The Stress And Deformation Analysis Of Closely Spaced Tunnel With Shallow Depth, Partial Pressed And Altitude Differences

Due to complicated topographical and geological conditions as well as large numbers of mountainous areas, especially in Yunnan province with 94% of mountain areas, constructions of high-grade highway unavoidably meet with lots of tunnel works. Most of tunnels have complicated cross section and shallow depth when constructed in canyon zone. As the shallow depth and poor geological conditions, the surrounding rocks are always soft, fragmentized or intensively disintegrated rock mass with partial pressure. It is an important project problem to consider the advantage, feasibility and construction features of closely spaced tunnel under this kind of condition. This dissertation concentrates on the stress and deformation response to excavation sequence, net distance, altitude difference, partial pressed angle of closely spaced tunnel. The study work is based on the design and construction issues of Pingnian tunnel in Luo-Fu highway of Yunnan province. The contents and methods of study were as follows:1. Based on the closely spaced tunnel Pingnian in Yunnan province, the dissertation calculates three main cross sections with plane FEM software. The class of surrounding rock in the three cross section is mainly V or IV, and the smallest built depth is only 47 meters, and the ground surface is gradient surface. The rational excavation sequences are got under the condition.2. In this dissertation, the excavation sequence, altitude difference, net distance, partial pressed angle and built depth are taken into account to analyse the detailed effect to the closely spaced tunnels.

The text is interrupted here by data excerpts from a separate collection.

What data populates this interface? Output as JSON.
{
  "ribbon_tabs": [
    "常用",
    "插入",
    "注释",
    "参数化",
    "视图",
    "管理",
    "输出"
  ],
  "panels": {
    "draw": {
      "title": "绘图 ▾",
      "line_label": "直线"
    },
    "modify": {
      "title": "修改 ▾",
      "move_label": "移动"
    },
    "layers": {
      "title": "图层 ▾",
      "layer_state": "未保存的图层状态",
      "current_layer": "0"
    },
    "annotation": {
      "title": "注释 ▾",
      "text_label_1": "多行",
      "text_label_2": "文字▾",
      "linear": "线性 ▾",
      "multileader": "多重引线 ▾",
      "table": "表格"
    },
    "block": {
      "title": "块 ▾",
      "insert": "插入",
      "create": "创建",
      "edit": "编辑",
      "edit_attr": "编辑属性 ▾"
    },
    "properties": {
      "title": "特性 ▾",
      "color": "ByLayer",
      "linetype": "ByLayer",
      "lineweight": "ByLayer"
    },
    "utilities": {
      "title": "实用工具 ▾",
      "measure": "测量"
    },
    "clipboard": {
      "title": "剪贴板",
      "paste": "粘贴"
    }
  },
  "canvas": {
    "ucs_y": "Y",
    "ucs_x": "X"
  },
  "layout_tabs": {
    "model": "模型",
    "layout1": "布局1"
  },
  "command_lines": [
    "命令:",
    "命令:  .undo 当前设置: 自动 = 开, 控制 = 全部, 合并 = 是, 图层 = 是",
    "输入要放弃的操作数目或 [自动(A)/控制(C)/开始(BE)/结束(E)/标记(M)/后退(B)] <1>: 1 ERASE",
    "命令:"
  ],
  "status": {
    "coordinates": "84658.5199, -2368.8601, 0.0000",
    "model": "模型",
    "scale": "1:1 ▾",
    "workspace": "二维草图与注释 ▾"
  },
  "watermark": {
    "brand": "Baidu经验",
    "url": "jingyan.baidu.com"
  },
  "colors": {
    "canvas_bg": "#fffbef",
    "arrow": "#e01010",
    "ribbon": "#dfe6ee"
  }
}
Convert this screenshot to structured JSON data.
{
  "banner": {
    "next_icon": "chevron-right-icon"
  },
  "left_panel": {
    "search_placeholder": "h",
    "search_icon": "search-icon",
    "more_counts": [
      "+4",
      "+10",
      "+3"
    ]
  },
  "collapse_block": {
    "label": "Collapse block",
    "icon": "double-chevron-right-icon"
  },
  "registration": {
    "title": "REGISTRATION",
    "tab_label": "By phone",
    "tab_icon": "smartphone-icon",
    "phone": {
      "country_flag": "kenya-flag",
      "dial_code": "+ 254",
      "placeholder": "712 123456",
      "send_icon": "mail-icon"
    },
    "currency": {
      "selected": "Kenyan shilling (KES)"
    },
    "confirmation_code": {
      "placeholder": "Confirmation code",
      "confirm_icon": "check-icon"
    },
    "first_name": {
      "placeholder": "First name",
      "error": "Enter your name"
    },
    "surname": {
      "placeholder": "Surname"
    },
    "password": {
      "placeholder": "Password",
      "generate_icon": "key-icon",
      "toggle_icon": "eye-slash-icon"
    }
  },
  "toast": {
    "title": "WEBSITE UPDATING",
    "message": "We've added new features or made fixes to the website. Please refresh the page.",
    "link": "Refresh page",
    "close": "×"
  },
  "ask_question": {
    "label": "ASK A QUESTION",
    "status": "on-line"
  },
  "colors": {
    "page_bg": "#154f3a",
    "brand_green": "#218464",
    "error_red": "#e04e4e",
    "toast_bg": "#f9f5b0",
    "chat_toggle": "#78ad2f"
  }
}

When the altitudes are separately 0, 2, 4, 6 or 8 meters, and the net distance are separately 0.8D, 1.0D, 1.2D, 1.4D, 1.6D, 2.0D, 2.4D or 2.8D(D equals to diameter of tunnel), and the partial angle are separately 10°, 15°, 25° or 30°, the stability influence study of excavating sequences are complicated under V class surrounding rock condition.3. The feasibility of the method is well confirmed by analyzing the relevant model experiment and in-site measurement data.